O que os cientistas fizeram foi aplicar esse teste
em duas situações. Na primeira, a pessoa tinha de executar as associações sem
outra preocupação na mente. Na segunda, uma preocupação era colocada no cérebro
da pessoa e ela tinha de executar o teste de associação. Funciona assim: no
primeiro caso, as pessoas eram solicitadas a guardar na memória um número de 2
dígitos (por exemplo, 26), enquanto faziam o teste de associação, uma
preocupação relativamente branda. Na segunda condição, o mesmo teste era
aplicado, mas as pessoas eram solicitadas a guardar na memória um número de 6
dígitos (por exemplo, 163.569), algo que gera um nível maior de preocupação e
atenção. Os cientistas então comparavam o índice de diversidade e originalidade
dos dois grupos.
O que eles descobriram é que pessoas encarregadas
de guardar números de dois dígitos (pouca preocupação) fazem associações com
maior índice de diversidade e originalidade. Já aquelas encarregadas de guardar
informações mais complexas (6 dígitos) produziam associações com menor índice
de diversidade e originalidade. Esse experimento foi repetido com diversos
tipos de “preocupações” e o resultado foi o mesmo. Quando o cérebro está
sobrecarregado por um outro tipo de tarefa, a diversidade das associações e sua
originalidade caem de maneira significativa.

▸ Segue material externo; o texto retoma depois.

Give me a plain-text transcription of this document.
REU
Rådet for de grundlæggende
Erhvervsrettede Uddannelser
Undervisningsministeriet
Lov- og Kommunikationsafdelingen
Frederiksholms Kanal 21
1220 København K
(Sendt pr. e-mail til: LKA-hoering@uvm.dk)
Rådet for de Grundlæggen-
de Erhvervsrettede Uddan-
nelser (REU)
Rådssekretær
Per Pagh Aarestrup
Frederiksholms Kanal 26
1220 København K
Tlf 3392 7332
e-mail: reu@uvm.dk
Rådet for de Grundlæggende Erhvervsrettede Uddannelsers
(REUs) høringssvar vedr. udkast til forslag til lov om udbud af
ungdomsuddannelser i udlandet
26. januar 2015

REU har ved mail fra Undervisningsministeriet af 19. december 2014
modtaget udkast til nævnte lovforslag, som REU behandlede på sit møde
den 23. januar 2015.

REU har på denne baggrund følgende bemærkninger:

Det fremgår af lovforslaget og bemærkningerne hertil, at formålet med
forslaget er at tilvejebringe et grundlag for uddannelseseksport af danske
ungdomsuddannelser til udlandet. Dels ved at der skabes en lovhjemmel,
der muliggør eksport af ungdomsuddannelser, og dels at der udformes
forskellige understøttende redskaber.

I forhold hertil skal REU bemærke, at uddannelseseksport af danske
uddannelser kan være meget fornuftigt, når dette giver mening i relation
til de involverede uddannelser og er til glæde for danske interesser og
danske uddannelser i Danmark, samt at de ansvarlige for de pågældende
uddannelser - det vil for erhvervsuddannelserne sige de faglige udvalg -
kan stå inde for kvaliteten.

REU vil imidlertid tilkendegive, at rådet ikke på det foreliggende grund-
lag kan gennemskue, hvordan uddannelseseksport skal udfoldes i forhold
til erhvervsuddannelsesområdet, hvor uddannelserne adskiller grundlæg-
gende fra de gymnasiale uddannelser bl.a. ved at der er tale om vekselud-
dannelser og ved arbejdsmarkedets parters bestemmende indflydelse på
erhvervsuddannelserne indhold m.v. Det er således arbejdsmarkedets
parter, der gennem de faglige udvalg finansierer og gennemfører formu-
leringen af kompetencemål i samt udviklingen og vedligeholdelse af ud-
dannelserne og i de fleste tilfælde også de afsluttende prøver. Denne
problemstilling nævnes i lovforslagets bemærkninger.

O que os cientistas acreditam é que a livre
associação, uma parte importante da criatividade, é prejudicada quando o
cérebro está ocupado com outro problema. Eles sugerem que um cérebro
sobrecarregado produz associações simples, recorrendo a um repertório de
respostas já conhecido. Por outro lado, quando o cérebro está desocupado, ele
entra em modo “exploratório”.
Esse resultado confirma que somos mais criativos
quando estamos ociosos, condição em que nosso cérebro faz associações mais
ricas e improváveis a partir do repertório de experiências sensoriais e lógicas
acumuladas. Ócio e criatividade andam juntos. Chega de escrever, vou tomar
banho e ver se tenho alguma ideia brilhante.